Wisconsin Republicans have introduced two bills that would require libraries in the state to inform parents any time their children check out books or materials, a proposal that critics say would be overly burdensome and detrimental to children’s rights and safety.
“This bill puts the parent and/or guardian in the driver seat to have conversations with their children about any materials or themes that they find their child is not ready to be exposed to,” Quinn said during a hearing in the Senate Committee on Mental Health, Substance Abuse Prevention, Children & Families at the state capitol on Tuesday.
But other committee members expressed concern that the bills could lead to restrictions or bans on library materials, citing efforts by conservative parents in several Wisconsin school districts to ban books, particularly those with LGBTQ or racial themes.

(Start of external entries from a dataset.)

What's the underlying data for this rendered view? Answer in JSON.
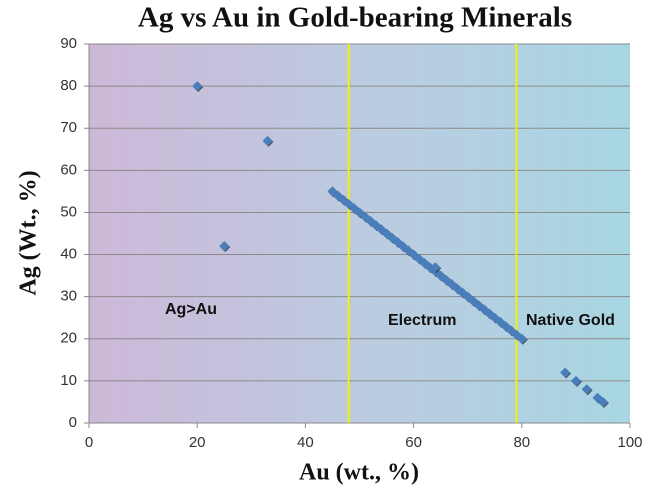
{
  "chart_data": {
    "type": "scatter",
    "title": "Ag vs Au in Gold-bearing Minerals",
    "x_label": "Au (wt., %)",
    "y_label": "Ag (Wt., %)",
    "x": [
      20,
      25,
      33,
      45,
      46,
      47,
      48,
      49,
      50,
      51,
      52,
      53,
      54,
      55,
      56,
      57,
      58,
      59,
      60,
      61,
      62,
      63,
      64,
      65,
      66,
      67,
      68,
      69,
      70,
      71,
      72,
      73,
      74,
      75,
      76,
      77,
      78,
      79,
      80,
      64,
      88,
      90,
      92,
      94,
      95
    ],
    "values": [
      80,
      42,
      67,
      55,
      54,
      53,
      52,
      51,
      50,
      49,
      48,
      47,
      46,
      45,
      44,
      43,
      42,
      41,
      40,
      39,
      38,
      37,
      36,
      35,
      34,
      33,
      32,
      31,
      30,
      29,
      28,
      27,
      26,
      25,
      24,
      23,
      22,
      21,
      20,
      37,
      12,
      10,
      8,
      6,
      5
    ],
    "color": "#4a7ebb",
    "xlim": [
      0,
      100
    ],
    "xticks": [
      0,
      20,
      40,
      60,
      80,
      100
    ],
    "ylim": [
      0,
      90
    ],
    "yticks": [
      0,
      10,
      20,
      30,
      40,
      50,
      60,
      70,
      80,
      90
    ],
    "grid": true,
    "vlines": [
      48,
      79
    ],
    "vline_color": "#f2f200",
    "annotations": [
      "Ag>Au",
      "Electrum",
      "Native Gold"
    ]
  }
}
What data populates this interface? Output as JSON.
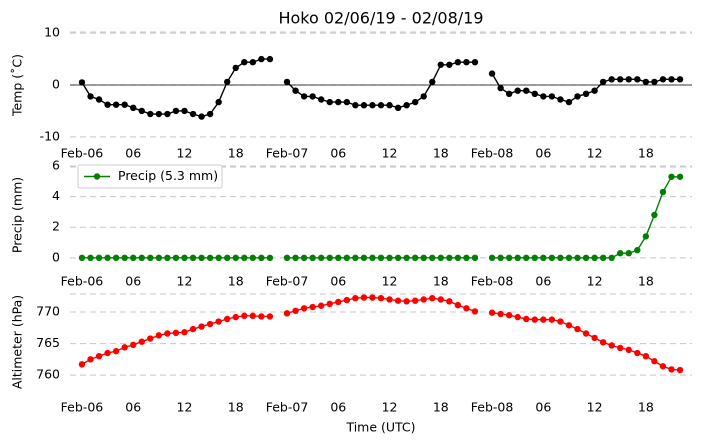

The bills are unlikely to pass, as Gov. Tony Evers (D), a former educator, would likely veto them.
The bills would require libraries across the state to inform parents when their children check out books or other materials within 24 hours, and would also require libraries to disclose the titles of those materials. Librarians testifying on Tuesday noted that such a requirement would be incredibly burdensome.
“As there is a [librarian] staffing crisis, and not all schools have a certified full-time librarian, I am concerned that this will require a large amount of administrative time when there is not enough staff right now,” said Emily Dittmar, legislative chair of the Wisconsin Educational Media and Technology Association.
The proposed bills are also redundant, as state law already allows parents to request from libraries what materials their children have checked out if they are under the age of 16.
Critics also expressed worry that the proposals will stifle children’s ability to seek information that restrictive parents may want to withhold from them, including answers to questions about their own identities.
“For so many children that are trying to just seek knowledge, the library has always been a safe place, and now we’re making that an unsafe place because we want to know exactly what it is that they’re reading and exactly what it is that they’re doing,” said Democratic state Sen. LaTonya Johnson.
“Kids should have the freedom to explore all the perspectives and stories that a library has to offer,” Senate Democratic Leader Melissa Agard said on social media. “@SenateDemsWI do not support the efforts of the GOP to stifle learning and limit access to information.”
Madison Public Library Digital Services and Marketing Manager Tana Elias said that parents should take proactive steps in monitoring children’s behaviors if they deem it necessary, rather than relying on librarians.
“I think it’s putting the responsibility that should live with the family on to the schools and the public libraries,” Elias told an NBC affiliate television station in Madison.
Others noted that the bills would put more pressure on libraries to acquiesce to conservative parents’ demands for censorship. In conjunction with demands from far right parents to remove certain titles from shelves — as well as state Republicans pushing for a so-called “Parents Bill of Rights” — the new proposals amount to an “intimidation on librarians and educators, all under the guise of parental rights,” said Kasey Meehan, the Freedom to Read Program Director at PEN America.
Lawmakers should direct their energy elsewhere, said Lucy Ripp, communications director for A Better Wisconsin Together.
“Instead of spending time and resources on real issues facing Wisconsin families and students, like making child care more affordable or ensuring Wisconsin schools are fully funded, state Republicans are continuing their efforts to meddle in personal and educational decisions they have no business in — this time with a bill that unjustly scrutinizes school libraries, imposes unwarranted burdens on local librarians, and impedes upon Wisconsin students’ freedom to read,” Ripp said.